No es lo mismo hablar de IA desde el entusiasmo tecnológico que hacerlo como la Directora Literaria de Penguin Random House Grupo Editorial México, con una trayectoria que inició editando en láminas rubylith y que ha atravesado hasta las políticas de cero papel, donde la lectura, corrección y marcaje ocurren sobre una pantalla.
De ese camino recorrido se desprende una verdad incómoda para quienes creen que toda innovación sustituye al oficio anterior, ya que, en este caso, la tecnología cambia los soportes pero no elimina el criterio. A veces, incluso, lo vuelve más urgente.
En este punto, lo expuesto por González Olvera se cruza con lo que señala Repiso (2024), cuando plantea que la integración de estas tecnologías en los procesos de creación y evaluación de la escritura pueden agilizar y profundizar los procesos de edición, siempre que se usen como recurso auxiliar y no como sustituto de la persona especialista.
Regenerate response y la cadena de revisión editorial
Machin-Mastromatteo (2023) recoge el caso de la revista Toxins que, en 2023, publicó un artículo en el que aparecía el subtítulo Regenerate Response, mismo que no hacía sentido con el tema que ahí se analizaba. El detalle parece pequeño pero tras revisiones puso en evidencia una mecánica de copia y pega, ya que la frase formaba parte de la interfaz de ChatGPT pues, en ese tiempo, este modelo utilizaba esta leyenda para sugerir una respuesta complementaria luego del primer resultado de una consulta.
Este caso expusó que un output o salida de IA puede entrar a un manuscrito con apariencia de normalidad si nadie lo cuestiona, resultando en un error de la cadena de revisiones editoriales.
En ese sentido, la postura de Penguin México representada por González resulta fértil. Ante el panorama actual, que resulta incierto, su casa editorial hermana, Penguin Books UK (2024), estableció tres principios para su aproximación a la inteligencia artificial generativa: defender la creatividad humana, proteger la propiedad intelectual e innovar de manera responsable.
En otras palabras, la IA puede…
- Ayudar a redactar, pero no debe decidir sola qué debe publicarse.
- Sugerir ajustes de estilo, pero no asumir por sí misma la intención pedagógica, científica o narrativa de un texto.
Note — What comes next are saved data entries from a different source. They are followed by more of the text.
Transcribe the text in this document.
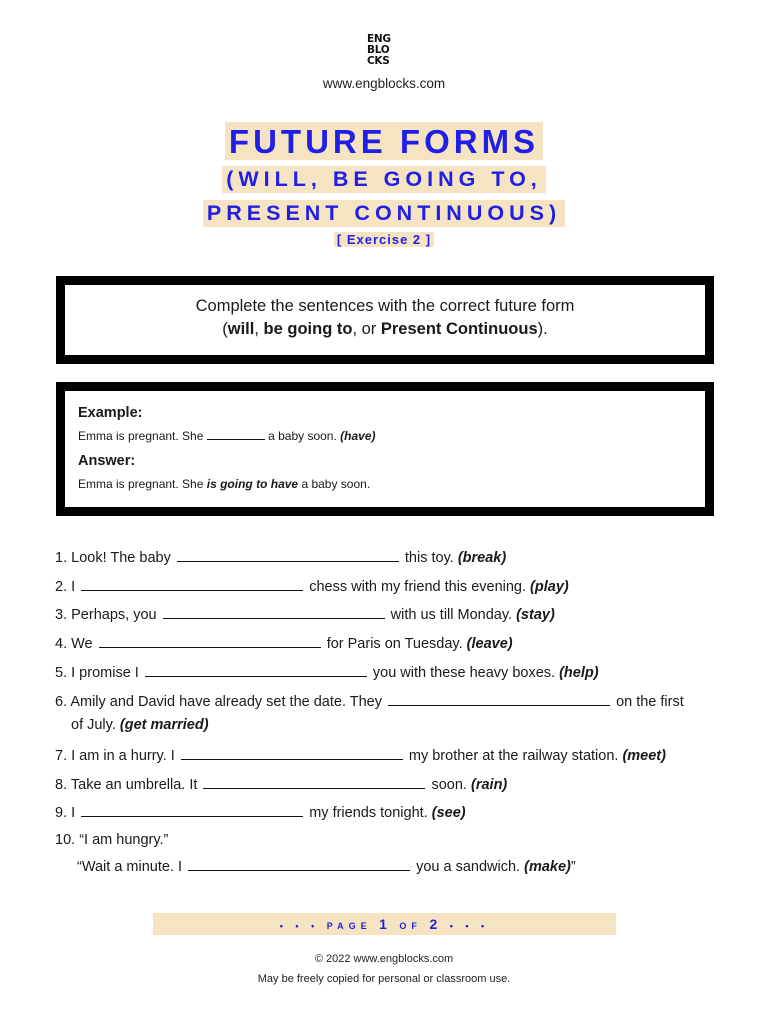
ENG
BLO
CKS
www.engblocks.com
FUTURE FORMS
(WILL, BE GOING TO,
PRESENT CONTINUOUS)
[ Exercise 2 ]
Complete the sentences with the correct future form
(will, be going to, or Present Continuous).
Example:
Emma is pregnant. She	a baby soon. (have)
Answer:
Emma is pregnant. She is going to have a baby soon.
1. Look! The baby	this toy. (break)
2. I	chess with my friend this evening. (play)
3. Perhaps, you	with us till Monday. (stay)
4. We	for Paris on Tuesday. (leave)
5. I promise I	you with these heavy boxes. (help)
6. Amily and David have already set the date. They	on the first
of July. (get married)
7. I am in a hurry. I	my brother at the railway station. (meet)
8. Take an umbrella. It	soon. (rain)
9. I	my friends tonight. (see)
10. “I am hungry.”
“Wait a minute. I	you a sandwich. (make)”
• • • PAGE 1 OF 2 • • •
© 2022 www.engblocks.com
May be freely copied for personal or classroom use.
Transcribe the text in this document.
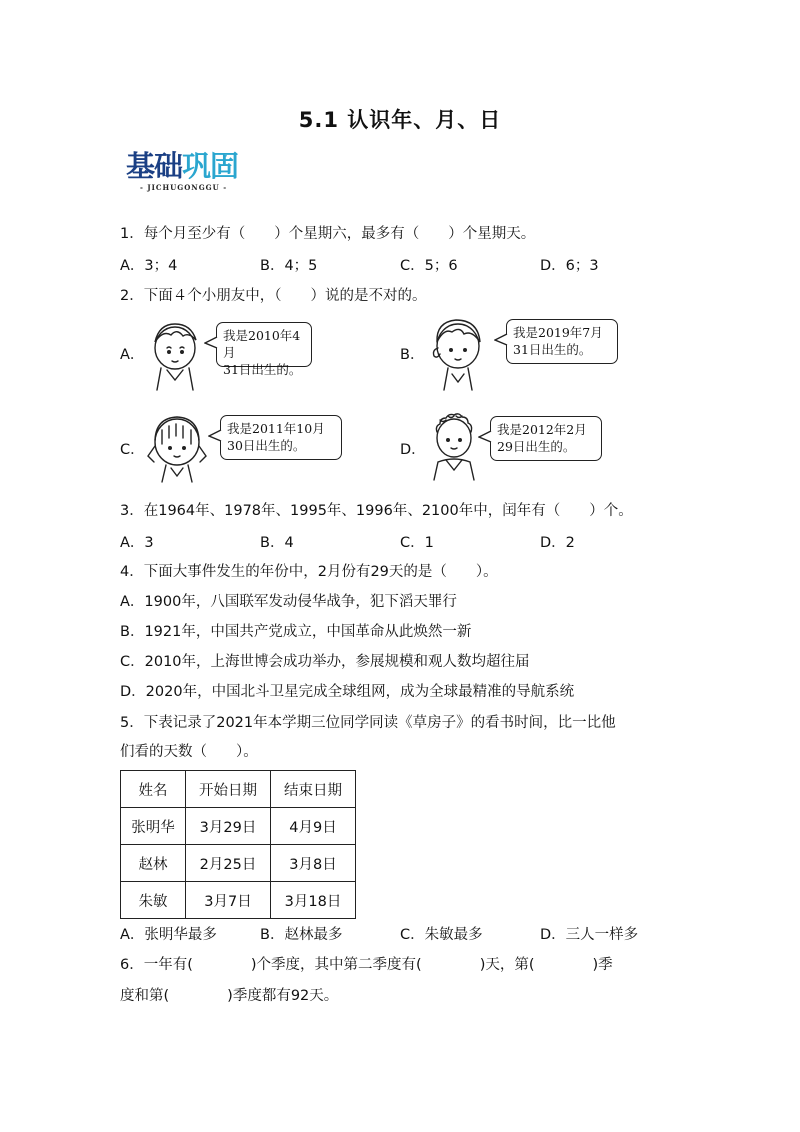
5.1 认识年、月、日
基础巩固
- JICHUGONGGU -
1．每个月至少有（　　）个星期六，最多有（　　）个星期天。
A．3；4	B．4；5	C．5；6	D．6；3
2．下面４个小朋友中，（　　）说的是不对的。
A．
我是2010年4月
31日出生的。
B．
我是2019年7月
31日出生的。
C．
我是2011年10月
30日出生的。	D．
我是2012年2月
29日出生的。
3．在1964年、1978年、1995年、1996年、2100年中，闰年有（　　）个。
A．3	B．4	C．1	D．2
4．下面大事件发生的年份中，2月份有29天的是（　　）。
A．1900年，八国联军发动侵华战争，犯下滔天罪行
B．1921年，中国共产党成立，中国革命从此焕然一新
C．2010年，上海世博会成功举办，参展规模和观人数均超往届
D．2020年，中国北斗卫星完成全球组网，成为全球最精准的导航系统
5．下表记录了2021年本学期三位同学同读《草房子》的看书时间，比一比他
们看的天数（　　）。
姓名	开始日期	结束日期
张明华	3月29日	4月9日
赵林	2月25日	3月8日
朱敏	3月7日	3月18日
A．张明华最多	B．赵林最多	C．朱敏最多	D．三人一样多
6．一年有(　　　　)个季度，其中第二季度有(　　　　)天，第(　　　　)季
度和第(　　　　)季度都有92天。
- Localizar patrones, inconsistencias o anomalías en cientos de páginas, pero no responder éticamente por el resultado final.
Todas estas responsabilidades siguen teniendo nombre, firma y oficio humano. El reto para las personas que busquen en la edición una actividad profesional, y también para quienes ya hacen de ella su vida, consistirá en volverse personas expertas en Inteligencia Artificial, para poder hacerla aliada en el proceso y no una salida fácil que impacte en la calidad.